Why Beattie, a person who prides himself on being man of principle, allowed such a piece of legislation through cabinet, let alone the Parliament, is unclear. Its retrospectivity would cause an obvious detriment to victims of the scams.

However, the issue of retrospectivity was not the only principle tossed out the window.

First, consultation was limited to government agencies. Many of the people affected by the legislation first heard about it through the media.

Among the many recommendations of the Fitzgerald Inquiry was the need for a strong, active committee system that would ensure greater accountability by making the policy and administrative functions of the government more open and accountable.

The Parliament’s Scrutiny of Legislation Committee, which normally reviews legislation and examines whether or not legislation is based upon fundamental principles of good government, was totally bypassed.

Finally, the standing orders of the Parliament, which provide that legislation should be debated some 13 days after a bill is introduced, were changed to make sure this Bill was debated as soon as possible and passed before the recess of Parliament until February next year.

Whatever people think about whether or not these unsuspecting investors should be compensated that is not the issue. The Parliament could have made any number of principled positions such as allowing the claims to go ahead but capping the compensation.

Instead it chose to totally disregard some of the fundamental principles of good government.

Coupled with a decision to reject recommendations by the all-party Public Accounts Committee which called for more transparency on commercial-in-confidence deals between the government and private companies, this has tarnished Beattie's image as a person who was determined to carry forward the Fitzgerald torch.

Thanks Michael Lee,

what nobody knew was that in that legislation was hidden a clause which allowed the Queensland OFT to mount a legal case against Chris Bilborough and although they could have gone after numerous other parties they only went after Chris Bilborough, not that they were out to get him of course. They made him retrospectively responsible to pay $244,000 which was for two properties, they lost on the other six properties and Chris had to Pay the money and people kept the properties and made profits on the sale and kept the money. How this is FAIR is quite confusing, but that is the way it worked.  The tribunal hearing had been heard, the District Court Matter had been heard and Chris had won, and then they write a Retrospective law to beat him, Fair Trading indeed?

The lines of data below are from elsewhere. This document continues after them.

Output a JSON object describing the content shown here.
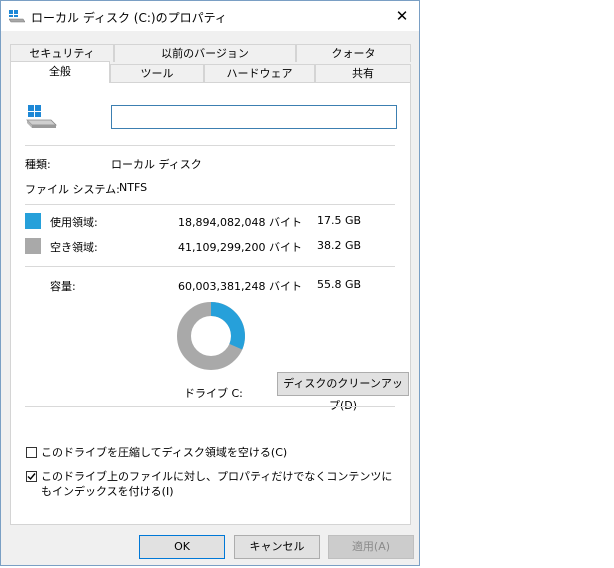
{
  "window": {
    "title": "ローカル ディスク (C:)のプロパティ",
    "close_glyph": "✕"
  },
  "tabs_row1": [
    "セキュリティ",
    "以前のバージョン",
    "クォータ"
  ],
  "tabs_row2": [
    "全般",
    "ツール",
    "ハードウェア",
    "共有"
  ],
  "general": {
    "drive_label_value": "",
    "type_label": "種類:",
    "type_value": "ローカル ディスク",
    "fs_label": "ファイル システム:",
    "fs_value": "NTFS",
    "used_label": "使用領域:",
    "used_bytes": "18,894,082,048 バイト",
    "used_gb": "17.5 GB",
    "free_label": "空き領域:",
    "free_bytes": "41,109,299,200 バイト",
    "free_gb": "38.2 GB",
    "capacity_label": "容量:",
    "capacity_bytes": "60,003,381,248 バイト",
    "capacity_gb": "55.8 GB",
    "drive_caption": "ドライブ C:",
    "cleanup_button": "ディスクのクリーンアップ(D)",
    "compress_label": "このドライブを圧縮してディスク領域を空ける(C)",
    "compress_checked": false,
    "index_label": "このドライブ上のファイルに対し、プロパティだけでなくコンテンツにもインデックスを付ける(I)",
    "index_checked": true
  },
  "buttons": {
    "ok": "OK",
    "cancel": "キャンセル",
    "apply": "適用(A)"
  },
  "colors": {
    "used": "#26a0da",
    "free": "#a9a9a9",
    "focus_border": "#0078d7"
  },
  "chart_data": {
    "type": "pie",
    "categories": [
      "使用領域",
      "空き領域"
    ],
    "values": [
      18894082048,
      41109299200
    ]
  }
}
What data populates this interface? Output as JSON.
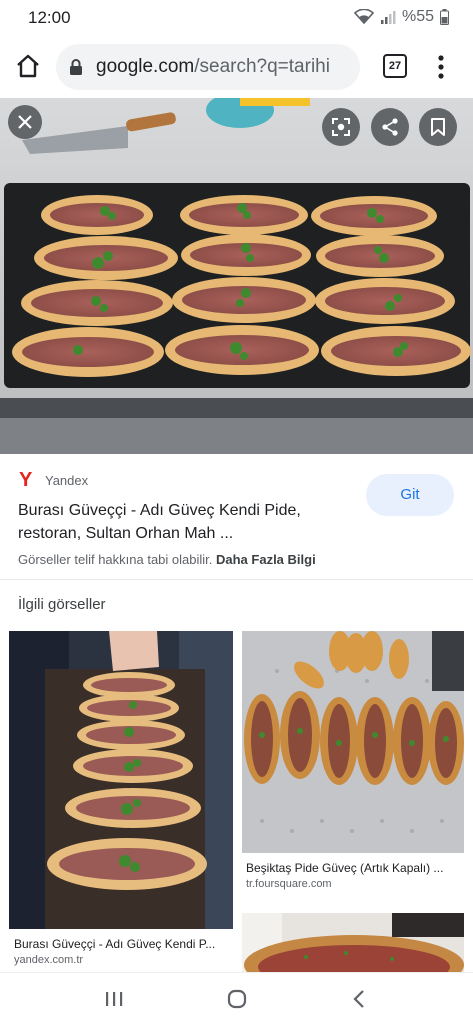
{
  "status_bar": {
    "time": "12:00",
    "battery": "%55"
  },
  "browser": {
    "url_domain": "google.com",
    "url_path": "/search?q=tarihi",
    "tab_count": "27"
  },
  "result": {
    "source_name": "Yandex",
    "source_logo": "Y",
    "title": "Burası Güveççi - Adı Güveç Kendi Pide, restoran, Sultan Orhan Mah ...",
    "visit_label": "Git",
    "copyright_text": "Görseller telif hakkına tabi olabilir.",
    "more_info_label": "Daha Fazla Bilgi"
  },
  "related": {
    "heading": "İlgili görseller",
    "items": [
      {
        "caption": "Burası Güveççi - Adı Güveç Kendi P...",
        "source": "yandex.com.tr"
      },
      {
        "caption": "Beşiktaş Pide Güveç (Artık Kapalı) ...",
        "source": "tr.foursquare.com"
      }
    ]
  }
}
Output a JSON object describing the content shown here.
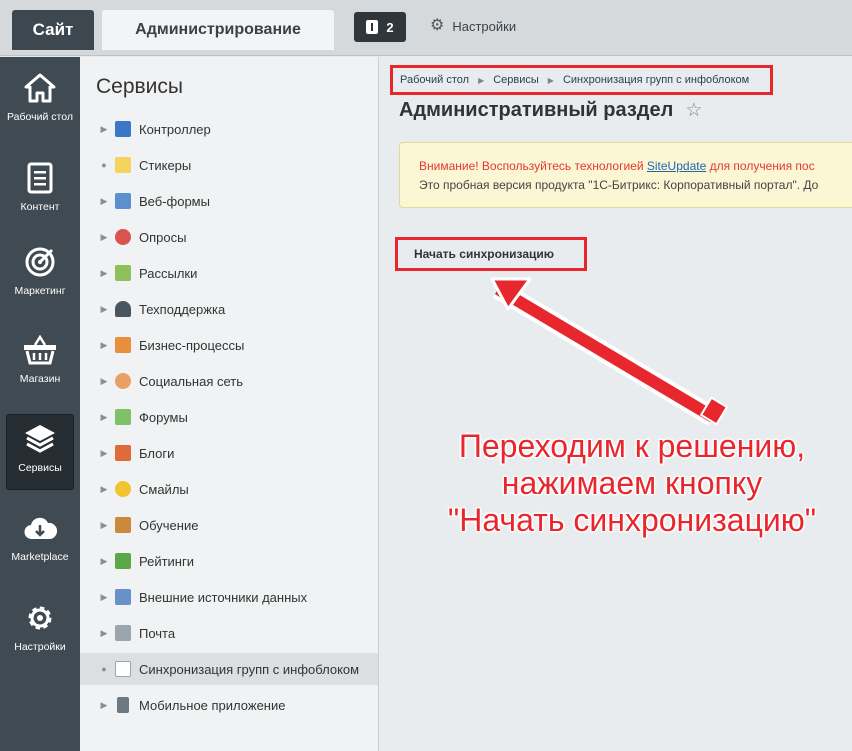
{
  "header": {
    "tab_site": "Сайт",
    "tab_admin": "Администрирование",
    "notifications_count": "2",
    "settings_label": "Настройки"
  },
  "left_menu": [
    {
      "label": "Рабочий стол",
      "icon": "home-icon"
    },
    {
      "label": "Контент",
      "icon": "document-icon"
    },
    {
      "label": "Маркетинг",
      "icon": "target-icon"
    },
    {
      "label": "Магазин",
      "icon": "basket-icon"
    },
    {
      "label": "Сервисы",
      "icon": "layers-icon",
      "active": true
    },
    {
      "label": "Marketplace",
      "icon": "cloud-download-icon"
    },
    {
      "label": "Настройки",
      "icon": "gear-icon"
    }
  ],
  "services": {
    "title": "Сервисы",
    "items": [
      {
        "label": "Контроллер",
        "icon": "controller-icon"
      },
      {
        "label": "Стикеры",
        "icon": "stickers-icon"
      },
      {
        "label": "Веб-формы",
        "icon": "webforms-icon"
      },
      {
        "label": "Опросы",
        "icon": "polls-icon"
      },
      {
        "label": "Рассылки",
        "icon": "mail-icon"
      },
      {
        "label": "Техподдержка",
        "icon": "headset-icon"
      },
      {
        "label": "Бизнес-процессы",
        "icon": "bizproc-icon"
      },
      {
        "label": "Социальная сеть",
        "icon": "social-icon"
      },
      {
        "label": "Форумы",
        "icon": "forum-icon"
      },
      {
        "label": "Блоги",
        "icon": "blog-icon"
      },
      {
        "label": "Смайлы",
        "icon": "smile-icon"
      },
      {
        "label": "Обучение",
        "icon": "learning-icon"
      },
      {
        "label": "Рейтинги",
        "icon": "rating-icon"
      },
      {
        "label": "Внешние источники данных",
        "icon": "rss-icon"
      },
      {
        "label": "Почта",
        "icon": "mailbox-icon"
      },
      {
        "label": "Синхронизация групп с инфоблоком",
        "icon": "page-icon",
        "active": true
      },
      {
        "label": "Мобильное приложение",
        "icon": "mobile-icon"
      }
    ]
  },
  "breadcrumb": [
    "Рабочий стол",
    "Сервисы",
    "Синхронизация групп с инфоблоком"
  ],
  "page_title": "Административный раздел",
  "alert": {
    "line1_prefix": "Внимание! Воспользуйтесь технологией ",
    "line1_link": "SiteUpdate",
    "line1_suffix": " для получения пос",
    "line2": "Это пробная версия продукта \"1С-Битрикс: Корпоративный портал\". До"
  },
  "sync_button": "Начать синхронизацию",
  "annotation": {
    "line1": "Переходим к решению,",
    "line2": "нажимаем кнопку",
    "line3": "\"Начать синхронизацию\""
  },
  "colors": {
    "highlight_red": "#e8262e",
    "menu_dark": "#3f4a52",
    "alert_bg": "#fbf6d3"
  }
}
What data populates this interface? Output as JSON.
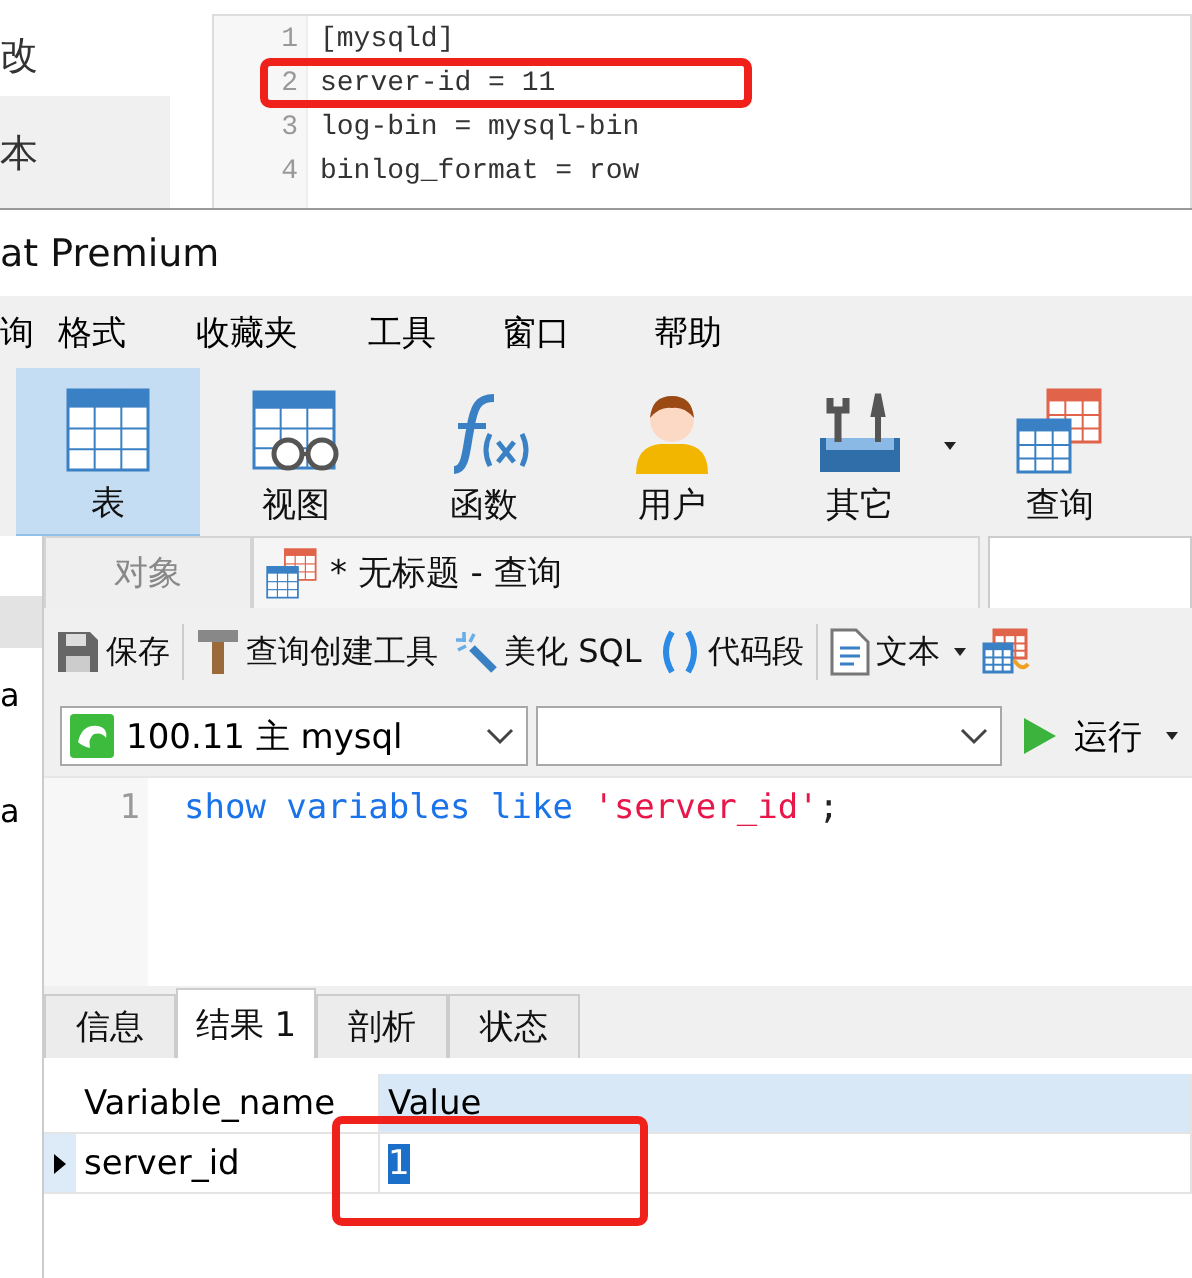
{
  "background_doc": {
    "side_items": [
      {
        "text": "改"
      },
      {
        "text": "本"
      }
    ],
    "code_lines": [
      {
        "number": "1",
        "text": "[mysqld]"
      },
      {
        "number": "2",
        "text": "server-id = 11"
      },
      {
        "number": "3",
        "text": "log-bin = mysql-bin"
      },
      {
        "number": "4",
        "text": "binlog_format = row"
      }
    ]
  },
  "window": {
    "title": "at Premium"
  },
  "menu": [
    "询",
    "格式",
    "收藏夹",
    "工具",
    "窗口",
    "帮助"
  ],
  "toolbar": [
    {
      "kind": "table",
      "label": "表",
      "selected": true,
      "dropdown": false
    },
    {
      "kind": "view",
      "label": "视图",
      "selected": false,
      "dropdown": false
    },
    {
      "kind": "function",
      "label": "函数",
      "selected": false,
      "dropdown": false
    },
    {
      "kind": "user",
      "label": "用户",
      "selected": false,
      "dropdown": false
    },
    {
      "kind": "other",
      "label": "其它",
      "selected": false,
      "dropdown": true
    },
    {
      "kind": "query",
      "label": "查询",
      "selected": false,
      "dropdown": false
    }
  ],
  "side_panel": {
    "items": [
      "a",
      "a"
    ]
  },
  "tabs": [
    {
      "label": "对象",
      "selected": false
    },
    {
      "label": "* 无标题 - 查询",
      "selected": true
    }
  ],
  "query_toolbar": [
    {
      "kind": "save",
      "label": "保存"
    },
    {
      "kind": "builder",
      "label": "查询创建工具"
    },
    {
      "kind": "beautify",
      "label": "美化 SQL"
    },
    {
      "kind": "snippet",
      "label": "代码段"
    },
    {
      "kind": "text",
      "label": "文本",
      "dropdown": true
    },
    {
      "kind": "export"
    }
  ],
  "connection": {
    "value": "100.11 主 mysql"
  },
  "run_button": {
    "label": "运行"
  },
  "editor": {
    "lines": [
      {
        "number": "1",
        "tokens": [
          {
            "kind": "keyword",
            "text": "show variables like "
          },
          {
            "kind": "string",
            "text": "'server_id'"
          },
          {
            "kind": "plain",
            "text": ";"
          }
        ]
      }
    ]
  },
  "result_tabs": [
    {
      "label": "信息",
      "selected": false
    },
    {
      "label": "结果 1",
      "selected": true
    },
    {
      "label": "剖析",
      "selected": false
    },
    {
      "label": "状态",
      "selected": false
    }
  ],
  "grid": {
    "columns": [
      {
        "label": "Variable_name",
        "selected": false
      },
      {
        "label": "Value",
        "selected": true
      }
    ],
    "rows": [
      {
        "current": true,
        "cells": [
          {
            "text": "server_id",
            "selected": false
          },
          {
            "text": "1",
            "selected": true
          }
        ]
      }
    ]
  }
}
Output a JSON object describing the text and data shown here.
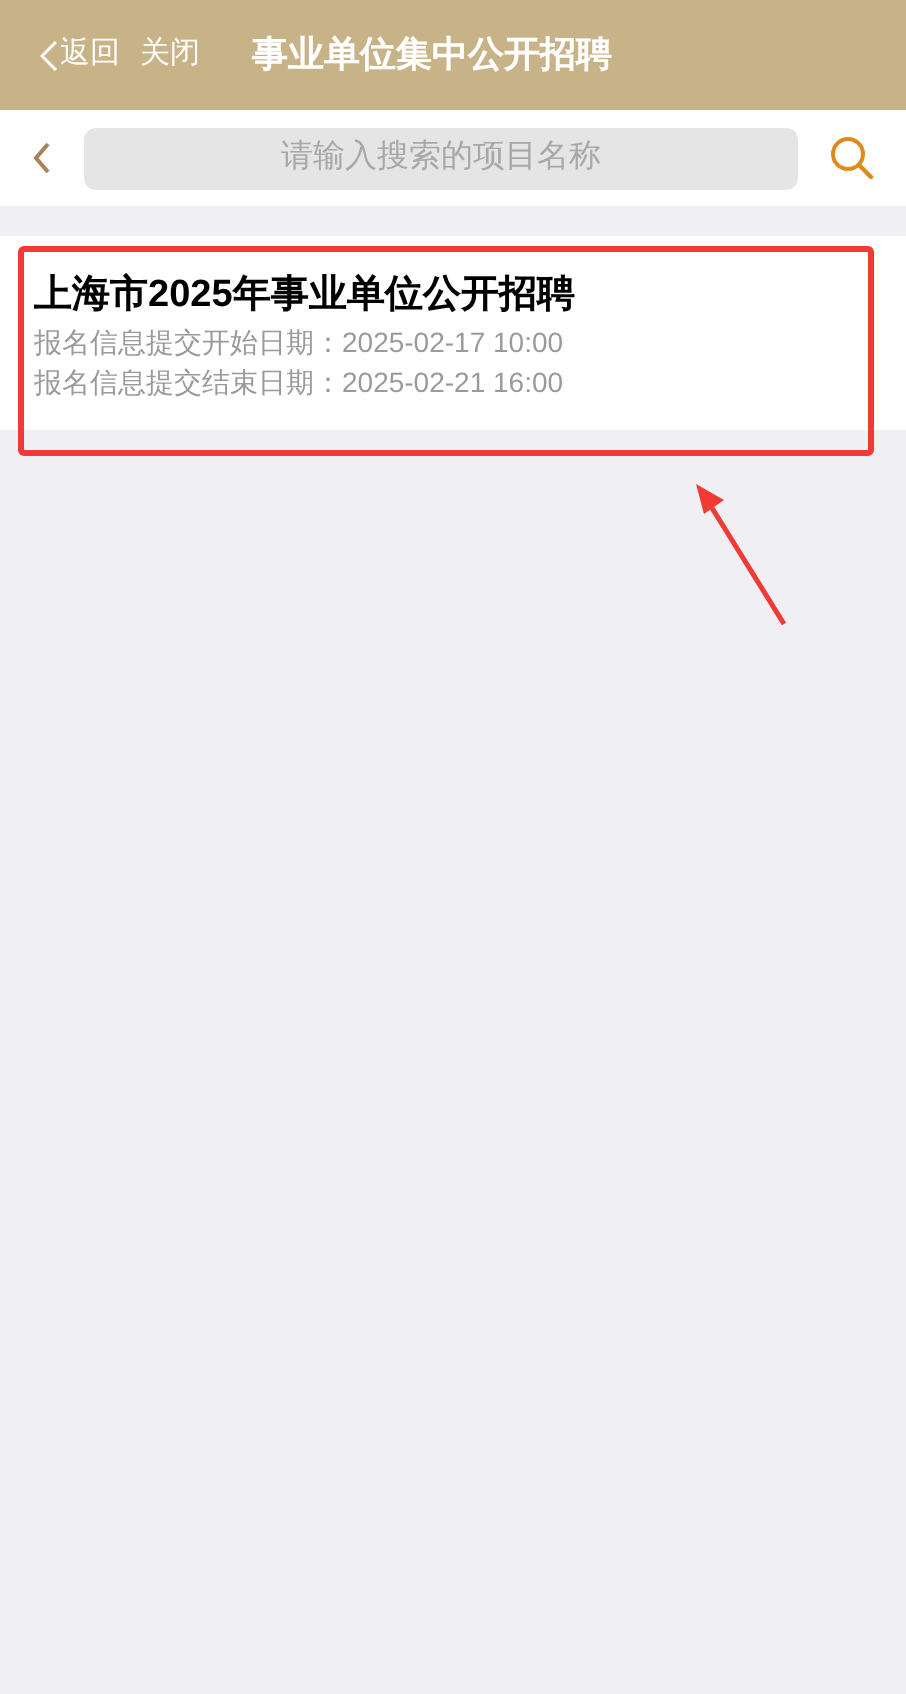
{
  "header": {
    "back": "返回",
    "close": "关闭",
    "title": "事业单位集中公开招聘"
  },
  "search": {
    "placeholder": "请输入搜索的项目名称"
  },
  "items": [
    {
      "title": "上海市2025年事业单位公开招聘",
      "lines": [
        "报名信息提交开始日期：2025-02-17 10:00",
        "报名信息提交结束日期：2025-02-21 16:00"
      ]
    }
  ]
}
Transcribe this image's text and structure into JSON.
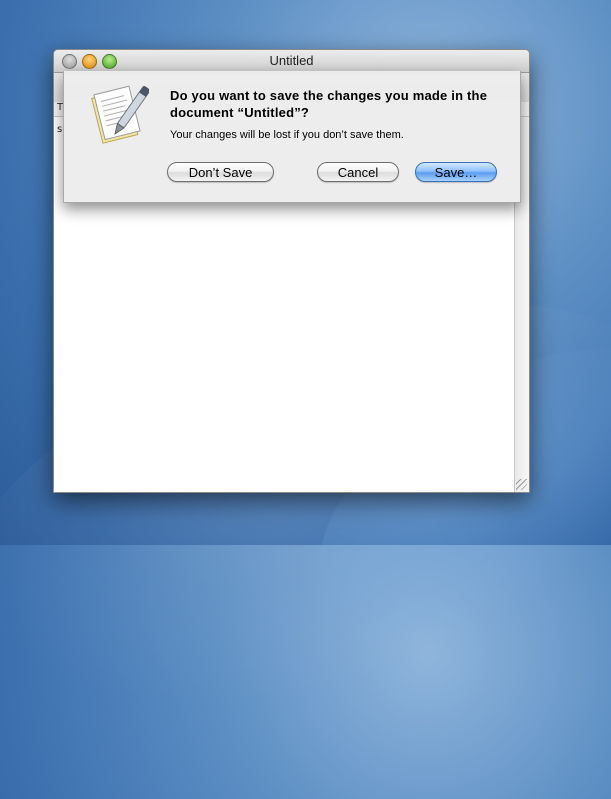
{
  "window": {
    "title": "Untitled",
    "ruler_mark": "T",
    "doc_text": "s"
  },
  "dialog": {
    "title": "Do you want to save the changes you made in the document “Untitled”?",
    "message": "Your changes will be lost if you don’t save them.",
    "buttons": {
      "dont_save": "Don’t Save",
      "cancel": "Cancel",
      "save": "Save…"
    },
    "icon": "textedit-document-pen-icon"
  },
  "colors": {
    "default_button": "#5a9df2",
    "close": "#9a9a9a",
    "minimize": "#e08a00",
    "zoom": "#4aa21f"
  }
}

Chris could have had this overturned in the high court, as it is against the laws of Natural Justice to make a retrospective law made only for one person that overturns a previous win in the courts, but he was out of money and out of fight at that stage. 

Another interesting point is, did the 8 people that received $125,000 each do so wrongly, if the money they received was fair, why can't others get the same compensation. It is pretty clear this whole thing was wrong and the people had not actually lost money and it is arguable that they should have repaid the Queensland tax payer. It is also arguable that the people that allowed this to happen, the Government ministers and public servants should repay the Taxpayers, but that will never happen.